Mauricio Torres, el
gran pintor, se muere. Ha alcanzado el éxito en vida y siempre ha sido asediado
por una familia que quiso su parte del pastel cuando él alcanzó la fama y esa
rara consideración de artista inmortal. Y alguien sembró una duda en él. Una
duda taimada, insidiosa, que solo fue dicha para hacer daño porque, al fin y al
cabo, de alguna manera tenía que sufrir. En sus últimas horas, se intentará
esclarecer quién fue el maldito traidor que intentó implantar la cizaña en su
corazón. Porque él no morirá en paz. Y además… ¿qué importa que él muera en
paz? Lo importante es el dinero que va a dejar. Millones. Y más aún ahora, que
acababa de cumplir encargos para los más importantes museos de Nueva York y
París. Es una madrugada de lobos, dispuestos a devorar todo lo que se les pone
por delante. Incluso la mujer que él ha amado con todas sus fuerzas.
Uno de sus hermanos,
casado con una arpía, es gris, estúpido, falso, cobarde y débil.

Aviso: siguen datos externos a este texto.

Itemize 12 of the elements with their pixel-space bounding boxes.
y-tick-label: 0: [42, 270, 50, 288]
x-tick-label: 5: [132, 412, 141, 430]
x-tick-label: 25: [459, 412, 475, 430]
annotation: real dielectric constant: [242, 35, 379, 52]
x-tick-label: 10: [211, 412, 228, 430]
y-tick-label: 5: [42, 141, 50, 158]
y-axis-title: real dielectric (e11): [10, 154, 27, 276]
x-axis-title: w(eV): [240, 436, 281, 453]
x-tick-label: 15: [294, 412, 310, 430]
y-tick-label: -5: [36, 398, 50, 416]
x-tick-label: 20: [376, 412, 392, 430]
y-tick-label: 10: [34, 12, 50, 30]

Da rienda
suelta a ese perro guardián con el que está casado para cubrir todas sus demás
carencias. Ella aparece y no hace más que escupir maldades para quedarse con la
mayor parte del pastel. Solo hace falta que Mauricio muera sin testar. Y todo
se repartirá a partes iguales entre los dos hermanos. ¿Quién se habría creído
que era? Con sus aires de artista bohemio y perfecto, admirado y encumbrado. Un
mediocre. Eso es lo que era. Y la furcia que vivía con él, fuera. Esa casa
tiene que pasar a los hermanos. Y el único requisito para hacerlo realidad es
que él no despierte y no recupere la consciencia. Y luego, sus cuadros. No
olvidemos su obra. Eso también vale un dineral. Que se muera ya. Que se muera.
Su otro hermano es
ladino, escurridizo, de mirada atravesada e intenciones escondidas. Nunca se le
ve venir porque finge muy bien que es muy tarde y que no está interesado en
nada. Si se muere…que se muera. Si despierta…bueno, mejor que no despierte. Son
muchos años trabajando en la cola de la pirámide como para renunciar a un buen
pellizco que te puede arreglar la vida. ¿Amor entre hermanos? ¿Qué es eso?

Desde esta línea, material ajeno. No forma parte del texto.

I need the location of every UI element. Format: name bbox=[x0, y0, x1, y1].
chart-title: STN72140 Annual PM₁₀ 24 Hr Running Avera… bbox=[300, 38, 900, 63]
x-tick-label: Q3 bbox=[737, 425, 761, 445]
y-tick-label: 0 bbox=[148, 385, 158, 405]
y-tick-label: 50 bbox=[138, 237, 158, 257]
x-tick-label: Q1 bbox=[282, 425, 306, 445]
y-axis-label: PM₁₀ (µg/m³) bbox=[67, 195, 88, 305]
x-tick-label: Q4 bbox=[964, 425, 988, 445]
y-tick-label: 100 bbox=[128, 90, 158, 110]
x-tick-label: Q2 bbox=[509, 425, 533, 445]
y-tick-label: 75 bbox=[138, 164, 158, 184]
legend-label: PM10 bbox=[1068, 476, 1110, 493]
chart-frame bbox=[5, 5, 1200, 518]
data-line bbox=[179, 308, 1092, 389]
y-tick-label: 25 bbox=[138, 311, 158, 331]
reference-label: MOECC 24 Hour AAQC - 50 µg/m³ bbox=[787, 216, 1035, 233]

Basta con sentarse y esperar. Y si es necesario dar un empujoncito al menor
descuido, aquí está él. Faltaría más.
Dos sobrinos también
deambulan por la madrugada en la mansión de Mauricio Torres. Una es inocente.

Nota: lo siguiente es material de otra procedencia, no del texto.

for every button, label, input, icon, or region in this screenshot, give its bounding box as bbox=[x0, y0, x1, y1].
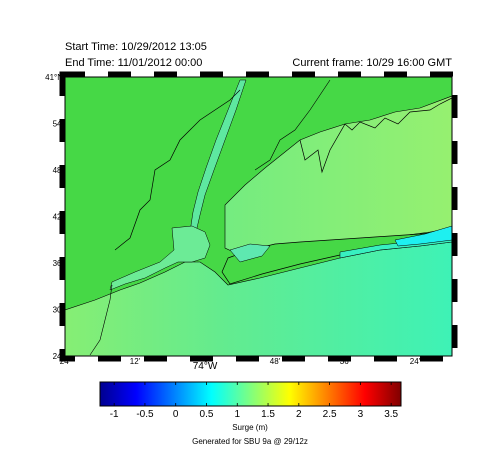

Aunque eso no quiera decir que no sea capaz de hacer daño. Es una joven
amargada, a las puertas de la desgracia, que no quiere a sus padres, igual que
ellos no la quieren. A ella le hubiera gustado estar al lado del tío Mauricio.
Alejarse de ese mundo de falsedades e imposturas que tampoco acaba de entender.
Llora. Llora mucho. Es lo que pasa cuando alguien busca un refugio. El otro es
un pobre gacetillero enamorado de la mujer que ha compartido sus últimos años
con Mauricio. Quiere protegerla pero no sabe cómo. Quiere estar a su lado, pero
también es muy débil. Es un hombre que va dando bandazos y no tiene interés
ninguno en el dinero de su tío. Solo la quiere a ella. Y no sabe querer. Solo
juega con las personas. Y si le molestan, las aparta a un lado. Es fácil. Basta
con pensar en ella, en esa mujer que ha compartido los mejores momentos del
genial pintor. Esa chica que un día fue a posar para él y se quedó en su
corazón. Esa misma que ha trazado un plan para descubrir quién plantó la
semilla de la duda en una relación que era perfecta. Por eso, solo ella sabe
que Mauricio no se está muriendo. Ya está muerto. El juego está servido. Las
intrigas están sueltas. Y don Antonio Buero Vallejo está en sus letras.